Watch this PBS documentary chronicling the disability rights movement
Posted on October 26th, 2011 by Katy
A first-of-its-kind television documentary will premiere on PBS tomorrow night, October 27th. The film, Lives Worth Living, follows the development of the disability rights movement from its beginning (after World War II, when thousands of disabled veterans returned home) through its burgeoning in the 1960s and 1970s, when it began to adopt the tactics of other social movements.
Lives Worth Living explores how Americans with a wide variety of disabilities banded together to change public perception and policy. The story is told through interviews with people with disabilities who emerged as key leaders and legislators who were influential in passing the ADA. Historical footage shows how activists took action, breaking down curbs that were inaccessible and crawling up the steps of the U.S. Capitol to illustrate their struggles and demand change.

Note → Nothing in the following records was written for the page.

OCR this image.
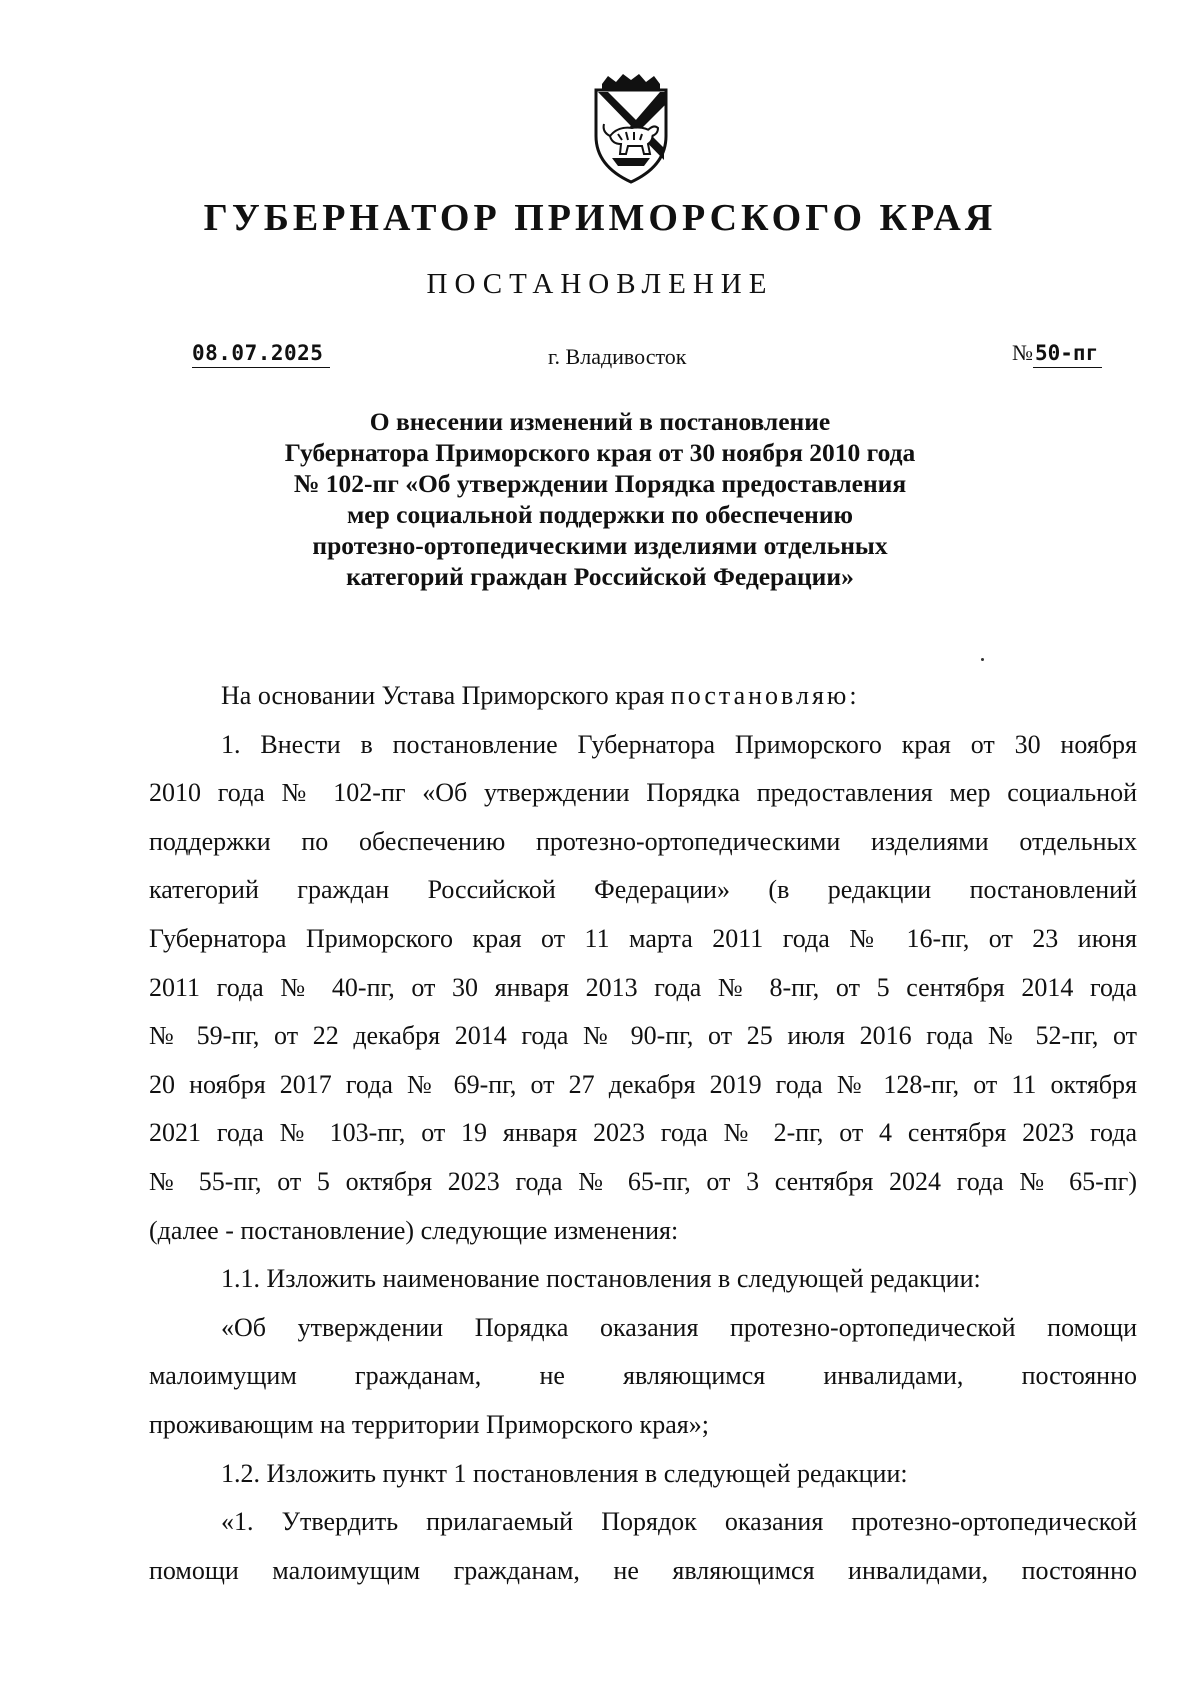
ГУБЕРНАТОР ПРИМОРСКОГО КРАЯ
ПОСТАНОВЛЕНИЕ
08.07.2025	г. Владивосток	№50-пг
О внесении изменений в постановление
Губернатора Приморского края от 30 ноября 2010 года
№ 102-пг «Об утверждении Порядка предоставления
мер социальной поддержки по обеспечению
протезно-ортопедическими изделиями отдельных
категорий граждан Российской Федерации»

На основании Устава Приморского края постановляю:

1. Внести в постановление Губернатора Приморского края от 30 ноября
2010 года № 102-пг «Об утверждении Порядка предоставления мер социальной
поддержки по обеспечению протезно-ортопедическими изделиями отдельных
категорий граждан Российской Федерации» (в редакции постановлений
Губернатора Приморского края от 11 марта 2011 года № 16-пг, от 23 июня
2011 года № 40-пг, от 30 января 2013 года № 8-пг, от 5 сентября 2014 года
№ 59-пг, от 22 декабря 2014 года № 90-пг, от 25 июля 2016 года № 52-пг, от
20 ноября 2017 года № 69-пг, от 27 декабря 2019 года № 128-пг, от 11 октября
2021 года № 103-пг, от 19 января 2023 года № 2-пг, от 4 сентября 2023 года
№ 55-пг, от 5 октября 2023 года № 65-пг, от 3 сентября 2024 года № 65-пг)
(далее - постановление) следующие изменения:
1.1. Изложить наименование постановления в следующей редакции:
«Об утверждении Порядка оказания протезно-ортопедической помощи
малоимущим гражданам, не являющимся инвалидами, постоянно
проживающим на территории Приморского края»;
1.2. Изложить пункт 1 постановления в следующей редакции:
«1. Утвердить прилагаемый Порядок оказания протезно-ортопедической
помощи малоимущим гражданам, не являющимся инвалидами, постоянно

Through demonstrations and legislative battles, the disability rights community finally secured equal civil rights with the 1990 passage of the Americans with Disabilities Act, one of the most transformative pieces of civil rights legislation in American history.
You can visit the film’s website to learn more about the issues involved, view preview clips and read an interview with the filmmaker. A Talkback section on the site allows viewers to share their ideas and opinions.
If you’re not going to be home, check your local listings and set your TIVO or DVR now: Lives Worth Living premieres tomorrow night, Oct. 27th on PBS’s Independent Lens series.